The timing through the season matters: apply in spring as growth begins, again in early June before the main flowering period, and once more in mid-July to support the second flush. Avoid feeding after the end of August, as late season feeding can promote soft new growth that is vulnerable to frost damage.
Practical Summer Rose Care: A Month-by-Month Summary
June
- First application of Sulphur Rose if not already done in spring
- Feed with NutraRose Organic Rose Food as the main flowering period begins
- Deadhead spent blooms regularly to encourage continuity of flowering
- Check for early signs of black spot and act immediately if found
July
- Reapply Sulphur Rose monthly (or after heavy rain)

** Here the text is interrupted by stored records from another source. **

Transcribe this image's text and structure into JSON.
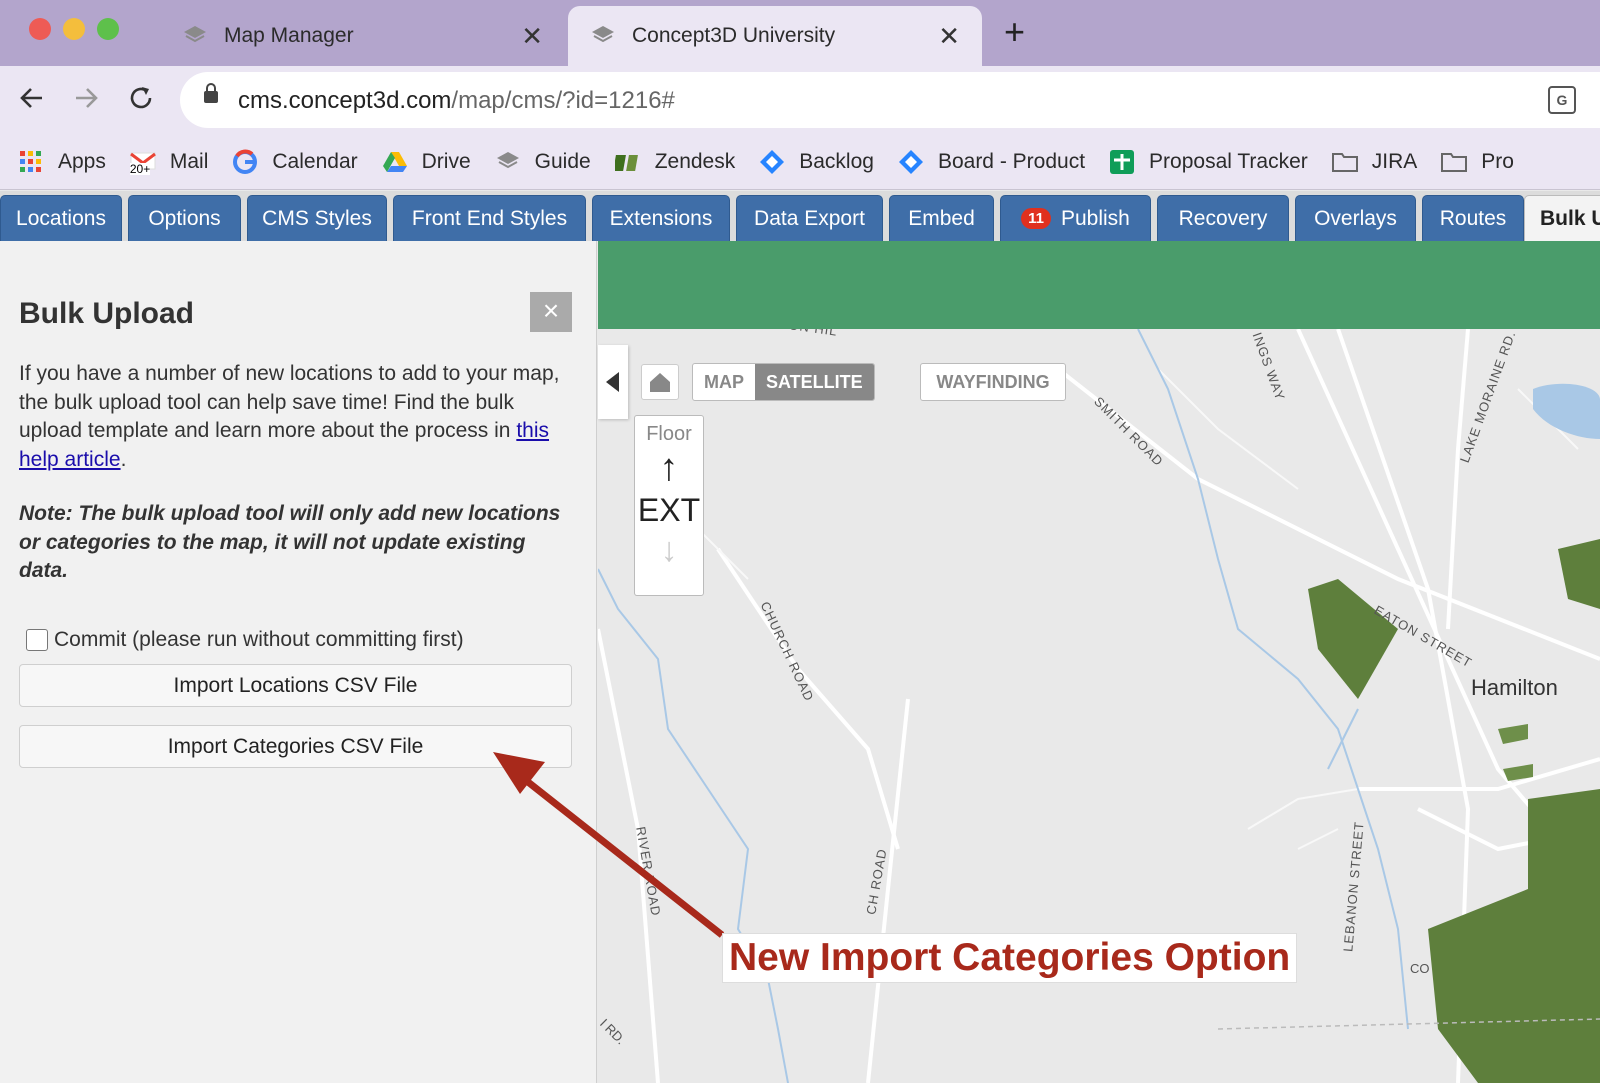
{
  "browser": {
    "tabs": [
      {
        "label": "Map Manager",
        "active": false
      },
      {
        "label": "Concept3D University",
        "active": true
      }
    ],
    "url_host": "cms.concept3d.com",
    "url_path": "/map/cms/?id=1216#",
    "bookmarks": [
      "Apps",
      "Mail",
      "Calendar",
      "Drive",
      "Guide",
      "Zendesk",
      "Backlog",
      "Board - Product",
      "Proposal Tracker",
      "JIRA",
      "Pro"
    ],
    "mail_badge": "20+"
  },
  "cms_tabs": {
    "items": [
      "Locations",
      "Options",
      "CMS Styles",
      "Front End Styles",
      "Extensions",
      "Data Export",
      "Embed",
      "Publish",
      "Recovery",
      "Overlays",
      "Routes",
      "Bulk U"
    ],
    "publish_badge": "11",
    "active": "Bulk U"
  },
  "panel": {
    "title": "Bulk Upload",
    "close_symbol": "×",
    "intro_text": "If you have a number of new locations to add to your map, the bulk upload tool can help save time! Find the bulk upload template and learn more about the process in ",
    "intro_link": "this help article",
    "intro_end": ".",
    "note": "Note: The bulk upload tool will only add new locations or categories to the map, it will not update existing data.",
    "commit_label": "Commit (please run without committing first)",
    "commit_checked": false,
    "import_locations": "Import Locations CSV File",
    "import_categories": "Import Categories CSV File"
  },
  "map": {
    "mode_map": "MAP",
    "mode_satellite": "SATELLITE",
    "wayfinding": "WAYFINDING",
    "floor_label": "Floor",
    "floor_up": "↑",
    "floor_value": "EXT",
    "floor_down": "↓",
    "labels": {
      "hilton": "ILTON HIL",
      "kings_way": "INGS WAY",
      "lake_moraine": "LAKE MORAINE RD.",
      "smith_road": "SMITH ROAD",
      "church_road": "CHURCH ROAD",
      "eaton_street": "EATON STREET",
      "hamilton": "Hamilton",
      "river_road": "RIVER ROAD",
      "church_road_2": "CH ROAD",
      "lebanon_street": "LEBANON STREET",
      "co": "CO",
      "rd": "I RD."
    }
  },
  "annotation": {
    "text": "New Import Categories Option",
    "color": "#a8291b"
  },
  "colors": {
    "tabbar": "#b3a5cc",
    "nav_tab": "#3f6ea8",
    "greenbar": "#4a9c6b",
    "badge": "#e0301e"
  }
}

- Second application of NutraRose Organic Rose Food to support the second flush
- Continue deadheading – remove spent blooms back to the first five-leaflet leaf
- Water thoroughly at the base of the plant in dry spells; avoid wetting the foliage
August
- Continue Sulphur Rose applications
- Deadheading continues to encourage late season blooms
- Do not feed after the end of August
- Begin collecting fallen leaves and disposing of them (not composting) to reduce black spot spores overwintering
A Note on Hard Water
If you live in a hard water area, you may notice yellowing on your roses even when you are feeding them. This is often caused by the high lime content of the water raising the soil pH and locking out iron and magnesium. Sulphur Rose helps here too: as well as its fungicidal properties, it helps neutralise the alkalising effect of lime in the water and soil, making nutrients more available to the roots.
Ladybirds and Aphids – If you grow roses you will be very familiar with aphids – greenfly and blackfly. These sap sucking pests LOVE roses, but so do our ladybirds. Ladybirds love to eat aphids, so if your roses are under attack, release Ladybirds to control them.